Ces faits ont été marqués comme des dangers à la liberté humaine dans les années 1930 par les penseurs de l’école de Frankfort tels que Theodor Adorno et Herbert Marcuse. Ils ont identifié trois problèmes principaux avec l’industrie culturelle. L’industrie peut :

1. Réduire les êtres humains au statut de « masse » en entravant le développement d’individus émancipés, qui sont capables de prendre des décisions rationnelles

2. Remplacer le dynamisme légitime vers l’autonomie et la conscience de soi par la paresse sécurisante du conformisme et de la passivité ; et

3. Valider l’idée que les hommes cherchent bien à s’échapper du monde absurde et cruel dans lequel ils vivent en se perdant dans un état hypnotique de satisfaction personnelle.

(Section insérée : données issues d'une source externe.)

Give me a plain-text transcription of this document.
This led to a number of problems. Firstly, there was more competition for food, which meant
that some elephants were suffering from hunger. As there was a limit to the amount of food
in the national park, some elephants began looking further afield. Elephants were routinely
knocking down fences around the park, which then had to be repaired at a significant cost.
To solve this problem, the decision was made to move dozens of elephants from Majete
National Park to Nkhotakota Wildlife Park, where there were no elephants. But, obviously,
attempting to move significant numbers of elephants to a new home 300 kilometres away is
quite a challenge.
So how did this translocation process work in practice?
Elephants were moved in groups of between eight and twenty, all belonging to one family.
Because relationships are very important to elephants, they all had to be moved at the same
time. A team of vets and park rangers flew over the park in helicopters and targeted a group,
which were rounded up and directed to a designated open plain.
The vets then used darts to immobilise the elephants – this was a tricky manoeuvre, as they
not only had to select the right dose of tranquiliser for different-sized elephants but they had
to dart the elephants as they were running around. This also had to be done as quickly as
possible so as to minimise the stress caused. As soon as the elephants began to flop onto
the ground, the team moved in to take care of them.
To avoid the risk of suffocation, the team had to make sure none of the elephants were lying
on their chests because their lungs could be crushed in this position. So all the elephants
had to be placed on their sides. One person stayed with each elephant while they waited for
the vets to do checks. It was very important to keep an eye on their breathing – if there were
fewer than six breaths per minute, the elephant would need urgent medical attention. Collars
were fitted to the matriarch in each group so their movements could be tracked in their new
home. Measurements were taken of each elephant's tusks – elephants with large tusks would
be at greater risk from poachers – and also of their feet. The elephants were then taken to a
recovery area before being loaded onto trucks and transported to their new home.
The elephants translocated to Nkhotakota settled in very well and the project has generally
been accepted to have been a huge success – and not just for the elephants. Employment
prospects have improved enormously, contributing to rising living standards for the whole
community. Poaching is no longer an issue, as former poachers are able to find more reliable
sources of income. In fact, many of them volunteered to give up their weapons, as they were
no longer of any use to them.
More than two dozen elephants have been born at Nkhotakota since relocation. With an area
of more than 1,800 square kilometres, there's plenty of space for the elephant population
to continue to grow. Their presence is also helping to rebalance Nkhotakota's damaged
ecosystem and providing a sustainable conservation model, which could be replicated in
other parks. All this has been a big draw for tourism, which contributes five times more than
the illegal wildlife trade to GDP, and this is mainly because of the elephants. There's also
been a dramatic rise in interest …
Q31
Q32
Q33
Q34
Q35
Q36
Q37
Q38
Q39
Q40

La notion d’évasion est encore plus pertinente aujourd’hui avec l’avènement des jeux vidéo en ligne, des films en 3d et des home cinémas. Les masses, cherchant le divertissement dernier cri, vont avoir recours à des produits à gros budget qui peuvent seulement être produits par les plus grosses corporations médiatiques mondiales. Ces produits contiennent des messages et symboles délibérément placés avec attention qui ne sont ni plus ni moins que de la propagande divertissante. Le public a été entraîné à AIMER cette propagande, au point de dépenser son argent difficilement gagné pour y être exposé.

« En ce qui concerne la propagande, les premiers défenseurs de l’alphabétisation universelle et de la presse libre envisagèrent deux possibilités : la propagande peut être vraie, ou elle peut être fausse. Ils n’ont pas prévu ce qui est en fait arrivé, surtout dans nos démocraties capitalistes occidentales – le développement d’une vaste industrie de consommation de masse, concernée dans l’absolu ni par le vrai ni par le faux, mais par l’irréel, le plus ou moins totalement dénué de pertinence. En un mot, ils ont échoué à prendre en compte l’appétit presque infini de l’Homme pour la distraction. »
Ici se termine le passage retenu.